Curses Again

We last discussed Curses on, to be needlessly precise, October 2, 2002. We, in fact, gave it a Keeper award, no less. The highest ranked, most Major award we have.

Recently, Curses has been “refreshed.” Same package, same art, same basic gameplay as in the original Brian Tinsman design. The bell is maybe a little more modern-looking. The cards a little easier to shuffle. And some of the curses and challenges are new, and, of course, funny. But all in all the game isn’t any more commercial-looking than it was then. Simple text graphics. Two decks of cards. A bell. And yet, it’s as much of a Keeper now as it was then.

Because we’re still playing it.

What we learn from all this, is that the Major FUN Awards, and especially the Keeper award, represent games that are unforgettably fun.

The original review is the same review I’d be writing for the game today. It follows:

Curses – a game of geometrically increasing silliness for 3-6 players, age 9 and up.

There are two decks of cards and a very nice hotel-type hit-the-top-and-it-rings bell. One deck of cards is called “Challenges,” the other “Curses.”

Let’s start with the “Curses,” which, of course, are the real challenges. A Curse is something silly that you have to do. For example, you might have the Curse of having to talk in a French accent, or having your wrists glued to your head (well, there’s no real glue, but you have to pretend there is), or having to bow every time someone applauds. As the game progresses, you get more Curses. From other players, actually. Remembering two Curses is at least twice as difficult as remembering one. By the time you have three Curses you are at a conceptual point likened only to patting your tummy and rubbing your head while singing “Boat your row, row, row.” In a French accent.
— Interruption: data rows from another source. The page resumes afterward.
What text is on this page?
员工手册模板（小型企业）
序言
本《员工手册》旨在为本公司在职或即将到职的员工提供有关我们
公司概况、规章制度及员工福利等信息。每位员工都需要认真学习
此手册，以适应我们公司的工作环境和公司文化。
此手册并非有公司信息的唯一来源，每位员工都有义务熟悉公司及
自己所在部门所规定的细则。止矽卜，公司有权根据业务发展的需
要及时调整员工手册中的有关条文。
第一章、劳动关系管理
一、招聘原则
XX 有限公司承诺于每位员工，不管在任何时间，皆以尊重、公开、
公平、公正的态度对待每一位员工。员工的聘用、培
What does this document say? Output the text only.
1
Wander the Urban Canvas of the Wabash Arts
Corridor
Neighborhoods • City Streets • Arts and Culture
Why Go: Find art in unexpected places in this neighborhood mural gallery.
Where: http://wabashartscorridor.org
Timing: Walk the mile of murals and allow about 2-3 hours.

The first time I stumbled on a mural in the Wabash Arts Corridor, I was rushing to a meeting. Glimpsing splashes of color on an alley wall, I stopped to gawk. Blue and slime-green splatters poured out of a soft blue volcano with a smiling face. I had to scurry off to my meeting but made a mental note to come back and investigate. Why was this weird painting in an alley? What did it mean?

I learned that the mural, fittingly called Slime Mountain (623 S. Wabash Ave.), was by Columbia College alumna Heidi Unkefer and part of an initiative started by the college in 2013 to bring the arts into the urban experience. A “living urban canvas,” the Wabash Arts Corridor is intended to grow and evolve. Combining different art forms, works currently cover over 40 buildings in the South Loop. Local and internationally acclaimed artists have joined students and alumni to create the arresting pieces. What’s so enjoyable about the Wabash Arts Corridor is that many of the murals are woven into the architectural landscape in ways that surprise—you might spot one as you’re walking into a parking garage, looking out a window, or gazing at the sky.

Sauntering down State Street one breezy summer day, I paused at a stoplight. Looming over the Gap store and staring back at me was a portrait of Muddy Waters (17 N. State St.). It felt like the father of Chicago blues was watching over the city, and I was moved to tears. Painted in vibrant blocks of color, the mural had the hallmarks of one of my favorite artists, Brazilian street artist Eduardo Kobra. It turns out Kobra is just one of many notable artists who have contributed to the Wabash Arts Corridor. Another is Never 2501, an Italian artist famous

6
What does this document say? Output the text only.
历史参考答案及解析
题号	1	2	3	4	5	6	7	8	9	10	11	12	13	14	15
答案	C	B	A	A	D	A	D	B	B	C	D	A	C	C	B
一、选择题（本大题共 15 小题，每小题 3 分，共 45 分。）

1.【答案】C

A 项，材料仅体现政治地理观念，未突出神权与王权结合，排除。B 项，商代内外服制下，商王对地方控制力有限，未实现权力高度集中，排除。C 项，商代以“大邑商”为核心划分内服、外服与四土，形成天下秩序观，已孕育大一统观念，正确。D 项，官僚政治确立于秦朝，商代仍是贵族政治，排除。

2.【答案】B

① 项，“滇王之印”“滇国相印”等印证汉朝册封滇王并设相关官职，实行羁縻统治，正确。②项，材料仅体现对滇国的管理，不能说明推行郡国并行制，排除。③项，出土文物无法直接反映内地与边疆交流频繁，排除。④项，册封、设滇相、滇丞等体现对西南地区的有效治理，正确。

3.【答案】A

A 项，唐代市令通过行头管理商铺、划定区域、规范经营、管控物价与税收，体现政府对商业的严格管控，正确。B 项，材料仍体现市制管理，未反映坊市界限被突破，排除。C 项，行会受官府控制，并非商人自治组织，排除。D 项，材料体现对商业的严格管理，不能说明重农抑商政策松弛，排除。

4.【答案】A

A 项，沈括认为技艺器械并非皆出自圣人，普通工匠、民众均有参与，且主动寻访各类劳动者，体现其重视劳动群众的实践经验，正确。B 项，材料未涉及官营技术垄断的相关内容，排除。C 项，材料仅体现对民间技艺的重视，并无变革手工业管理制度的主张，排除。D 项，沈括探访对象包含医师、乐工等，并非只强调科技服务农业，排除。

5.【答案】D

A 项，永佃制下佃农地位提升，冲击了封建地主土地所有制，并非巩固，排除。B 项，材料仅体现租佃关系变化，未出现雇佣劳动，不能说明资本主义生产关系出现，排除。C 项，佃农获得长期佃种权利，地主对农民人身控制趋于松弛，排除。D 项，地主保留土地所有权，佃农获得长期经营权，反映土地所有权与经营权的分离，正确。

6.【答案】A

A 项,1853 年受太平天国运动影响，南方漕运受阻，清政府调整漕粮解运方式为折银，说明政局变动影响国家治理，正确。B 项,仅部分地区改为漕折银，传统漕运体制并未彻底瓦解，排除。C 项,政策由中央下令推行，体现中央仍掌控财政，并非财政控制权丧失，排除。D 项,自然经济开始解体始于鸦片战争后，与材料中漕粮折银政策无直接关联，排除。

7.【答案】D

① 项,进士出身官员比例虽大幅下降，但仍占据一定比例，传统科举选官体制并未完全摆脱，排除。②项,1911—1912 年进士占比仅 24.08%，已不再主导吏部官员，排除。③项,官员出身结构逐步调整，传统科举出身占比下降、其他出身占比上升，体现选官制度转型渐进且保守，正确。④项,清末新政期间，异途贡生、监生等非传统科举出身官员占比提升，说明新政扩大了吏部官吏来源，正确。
When you break a Curse, some observant player dutifully rings the bell. If you break enough Curses, you’re kind of out. Kind of, because you still get to be a bell-ringer and cause of Curse-breaking.

The Challenges make the Curses evermore Curselike. You might have to ask someone else out to a school prom, or be in a TV commercial explaining why your deodorant is best or demonstrate how you celebrated your what you did when you scored the winning touchdown in the Superbowl. Each challenge takes on a very different light when you have to perform it under multiple Curses.

Curses radiates at least 120 Gigglewatts of pure Guffaw-power. It’s can get very, very difficult to play, very quickly, and is challenging enough to occupy the most limber-minded of collegiates, whilst silly enough to keep even us over-the-hillsies laughing and coughing in glee.

The cards on the refreshed version pass the shuffle-test quite nicely. Their graphic design could make it a little easier to distinguish between the two kinds of cards. But that, compared to the sheer hysteria that this game catalyzes, is clearly, at most, a nano-niggle.